Members of this team have traveled all over the state and the country to participate in contests.
All of this traveling puts pressure on team members to keep their lives in order so they can be successful as students and meat judges.
“I have really learned to balance everything, and it teaches you real quick to grow up,” junior Darren Seidel said. “You have got to take on these responsibilities head-on; you have got to be able to balance what you are going to do as far as priorities.”
The team has traveled all around the country but have been mostly focused in the Midwest, in states such as Nebraska, South Dakota and Iowa, Seidel said.
This is only the sixth team ASU has ever fielded in meat judging competitions, Braden said.
“Meat judging predates World War II,” Braden said. “ASU is the newest entrant in the senior college division.”
At competitions, the team judges beef carcasses, pork carcasses and lamb carcasses.
A perfect score for an entire team at any competition is 4,600 points.
ASU scored a total of 3,960 points in their last meet. The only other teams to score higher were Texas Tech (4,074 points) Oklahoma State (4,019 points) and Kansas State University (4,003) points.
The senior college division is made up of primarily division one schools, such as Texas A&M and Texas Tech, Braden said.
“The opportunities to compete against bigger schools make you push yourself and make you want to represent Angelo State to where D1 schools open their eyes,” Seidel said.
Weerland said one competition in particular was her personal favorite moment with the team.
“One of my personal high points with the team was winning the Southeastern Contest, Weerland said. “It was an awesome feeling to know that all of our hard work paid off and the time was well spent practicing.”

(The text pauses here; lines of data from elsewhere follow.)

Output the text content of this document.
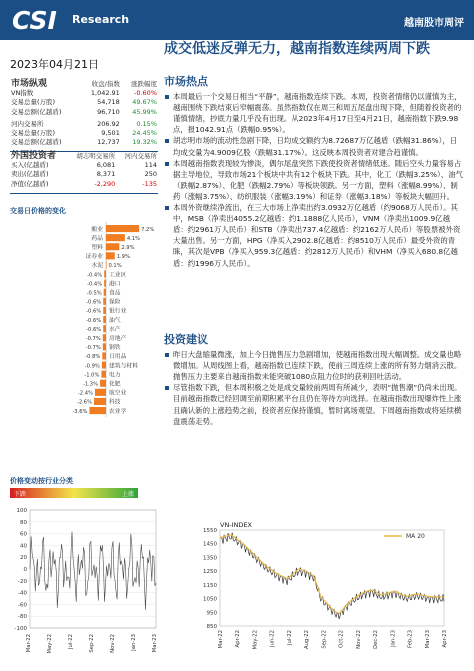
CSI Research	越南股市周评
2023年04月21日
成交低迷反弹无力，越南指数连续两周下跌
市场纵观	收盘/指数	涨跌幅度
VN指数	1,042.91	-0.60%
交易总量(万股)	54,718	49.67%
交易总额(亿越盾)	96,710	45.99%
河内交易所	206.92	0.15%
交易总量(万股)	9,501	24.45%
交易总额(亿越盾)	12,737	19.32%
外国投资者	胡志明交易所	河内交易所
买入(亿越盾)	6,081	114
卖出(亿越盾)	8,371	250
净值(亿越盾)	-2,290	-135
交易日价格的变化
酿业	7.2%
药品	4.1%
塑料	2.9%
证券业	1.9%
水泥 0.1%
-0.4% 工业区
-0.4% 港口
-0.5% 食品
-0.6% 保险
-0.6% 银行业
-0.6% 油气
-0.6% 水产
-0.7% 房地产
-0.7% 钢铁
-0.8% 日用品
-0.9% 建筑与材料
-1.0% 电力
-1.3% 化肥
-2.4%	航空业
-2.6%	科技
-3.6%	农业学
价格变动按行业分类
下跌	上涨
100
80
60
40
20
0
-20
-40
-60
-80
-100
Mar-22	May-22	Jul-22	Sep-22	Nov-22	Jan-23	Mar-23
市场热点

本周最后一个交易日相当“平静”，越南指数连续下跌。本周，投资者情绪仍以谨慎为主，越南围绕下跌结束后窄幅震荡。虽然指数仅在周三和周五尾盘出现下降，但随着投资者的谨慎情绪，抄底力量几乎没有出现。从2023年4月17日至4月21日，越南指数下跌9.98点，报1042.91点（跌幅0.95%）。

胡志明市场的流动性急剧下降，日均成交额约为8.72687万亿越盾（跌幅31.86%），日均成交量为4.9009亿股（跌幅31.17%）。这反映本周投资者对建合趋谨慎。

本周越南指数表现较为惨淡，偶尔尾盘突然下跌使投资者情绪低迷。随后空头力量容易占据主导地位，导致市场21个板块中共有12个板块下跌。其中，化工（跌幅3.25%）、油气（跌幅2.87%）、化肥（跌幅2.79%）等板块领跌。另一方面，塑料（涨幅8.99%）、制药（涨幅3.75%）、纺织服装（涨幅3.19%）和证券（涨幅3.18%）等板块大幅回升。

本周外资继续净流出，在三大市场上净卖出约3.0932万亿越盾（约9068万人民币）。其中，MSB（净卖出4055.2亿越盾：约1.1888亿人民币），VNM（净卖出1009.9亿越盾：约2961万人民币）和STB（净卖出737.4亿越盾：约2162万人民币）等股票被外资大量出售。另一方面，HPG（净买入2902.8亿越盾：约8510万人民币）最受外资的青睐，其次是VPB（净买入959.3亿越盾：约2812万人民币）和VHM（净买入680.8亿越盾：约1996万人民币）。

投资建议

昨日大盘缩量微涨，加上今日抛售压力急剧增加，使越南指数出现大幅调整。成交量也略微增加。从周线图上看，越南指数已连续下跌，使前三周连续上涨的所有努力烟消云散。抛售压力主要来自越南指数未能突破1080点阻力位时的获利回吐活动。

尽管指数下跌，但本周积极之处是成交量较前两周有所减少，表明“抛售潮”仍尚未出现。目前越南指数已经回调至前期积累平台且仍在等待方向选择。在越南指数出现爆炸性上涨且确认新的上涨趋势之前，投资者应保持谨慎，暂时离场观望。下周越南指数或将延续横盘震荡走势。

VN-INDEX
1550
1450
1350
1250
1150
1050
950
850
MA 20
Mar-22 Apr-22 May-22 Jun-22 Jul-22 Aug-22 Sep-22 Oct-22 Nov-22 Dec-22 Jan-23 Feb-23 Mar-23 Apr-23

The ASU Meat Judging Team will compete next in the High Plains competition on Nov. 4.
While the team is housed primarily within the Agriculture Department, Braden said he wants his team to highly represent not only his department, but the entire university.
“Our slogan is ‘building a culture of distinction,’” Braden said. “And that is really what we want to do. We want to build a culture of distinction for the program and the university.”